I commented on Twitter yesterday about a conversation I had with my daughter. We were discussing her plans for the future and I asked her some questions. What does she want her future to be? What would it take to get there? How do you begin taking baby steps toward that future?
Being a thoughtful young woman, she already had some of the answers worked out for herself. I admire her tremendously. She has always been goal oriented (except for a relatively brief period of wandering) and keeps her eye on the prize!
The AHA moment came when I hung up the phone. Do I need to ask MYSELF more of those questions? The answer, of course, is "YES". To give myself a little credit, I have been working toward my career and life focus (volunteering) goals for the last year or so. I'm proud to say I've made some progress. What I need to work on more are things like health (diet and exercise) and the environment I live in (as Amy would say - my craptastic house). I'm giving that some thought again - but no answers yet.

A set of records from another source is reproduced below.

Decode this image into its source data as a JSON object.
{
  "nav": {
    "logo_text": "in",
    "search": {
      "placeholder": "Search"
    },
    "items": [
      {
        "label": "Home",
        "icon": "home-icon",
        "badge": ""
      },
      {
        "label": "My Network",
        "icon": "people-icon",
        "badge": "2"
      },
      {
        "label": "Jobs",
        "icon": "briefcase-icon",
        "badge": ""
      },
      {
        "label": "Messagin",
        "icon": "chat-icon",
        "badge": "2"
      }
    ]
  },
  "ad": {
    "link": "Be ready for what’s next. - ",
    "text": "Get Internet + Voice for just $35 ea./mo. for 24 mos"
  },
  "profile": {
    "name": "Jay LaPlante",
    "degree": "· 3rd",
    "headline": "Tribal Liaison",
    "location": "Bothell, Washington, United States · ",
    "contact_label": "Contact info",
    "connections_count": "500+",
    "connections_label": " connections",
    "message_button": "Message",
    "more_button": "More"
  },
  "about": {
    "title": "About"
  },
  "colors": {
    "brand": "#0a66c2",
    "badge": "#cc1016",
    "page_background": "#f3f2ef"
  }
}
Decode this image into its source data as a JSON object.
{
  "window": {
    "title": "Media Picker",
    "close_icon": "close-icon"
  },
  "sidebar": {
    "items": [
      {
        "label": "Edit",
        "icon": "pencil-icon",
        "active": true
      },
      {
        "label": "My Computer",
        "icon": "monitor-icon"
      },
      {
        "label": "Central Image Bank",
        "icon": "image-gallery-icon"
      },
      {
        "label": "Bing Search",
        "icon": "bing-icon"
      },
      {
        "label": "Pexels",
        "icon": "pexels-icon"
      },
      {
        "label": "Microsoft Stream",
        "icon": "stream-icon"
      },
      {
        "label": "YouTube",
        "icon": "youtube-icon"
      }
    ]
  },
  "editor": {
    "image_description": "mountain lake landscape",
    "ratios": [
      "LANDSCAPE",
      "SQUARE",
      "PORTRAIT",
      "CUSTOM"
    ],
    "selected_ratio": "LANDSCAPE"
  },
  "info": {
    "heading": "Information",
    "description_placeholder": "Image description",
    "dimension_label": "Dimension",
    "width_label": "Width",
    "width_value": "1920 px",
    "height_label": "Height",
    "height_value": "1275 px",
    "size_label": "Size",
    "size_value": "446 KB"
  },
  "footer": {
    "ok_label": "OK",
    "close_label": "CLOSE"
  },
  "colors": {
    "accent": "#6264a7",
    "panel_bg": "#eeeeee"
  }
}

I'm having company tomorrow night for dinner and looking at the disgusting hall bathroom. I have a cat that believes the bathtub is the overflow cat box. If someone else is in the box, or it isn't quite up to the standards of his highness, he uses the handy dandy shiny box. Sometimes to show his disdain, he goes on the floor. Other than the evidence, I can't prove exactly which miscreant it is since I never catch him in the act! This makes for decision like "Should I wait to clean the bathroom until tomorrow afternoon for the best chance at keeping it clean through dinner?" Thankfully, you, my blogging friends, have shown me that I am not the only making these kinds of weird decisions :-)
I have very little knitting progress as I've been reading and playing on the computer. I've been working my way through Team of Rivals by Doris Kearns Goodwin. It is about the political genius of Abraham Lincoln and the cabinet of rivals he put together. It is not a light read but fascinating nonetheless.
Have a wonderful weekend!
3 comments:
That's a tough call, too soon and you have the lock out your overlord for a longer period of time and that would be bad.
Your choice of reading material makes me feel like a slacker. I'm reading Pride and Prejudice and Zombies......
I had a cat who used to pee in the tub all the time. I used to tell myself, at least it's not on the rug!
Now see-- that IS the kind of decision I'd find myself making! I actually DO know what I want to do when I grow up--and I do it. I just don't get paid enough to ditch my day job!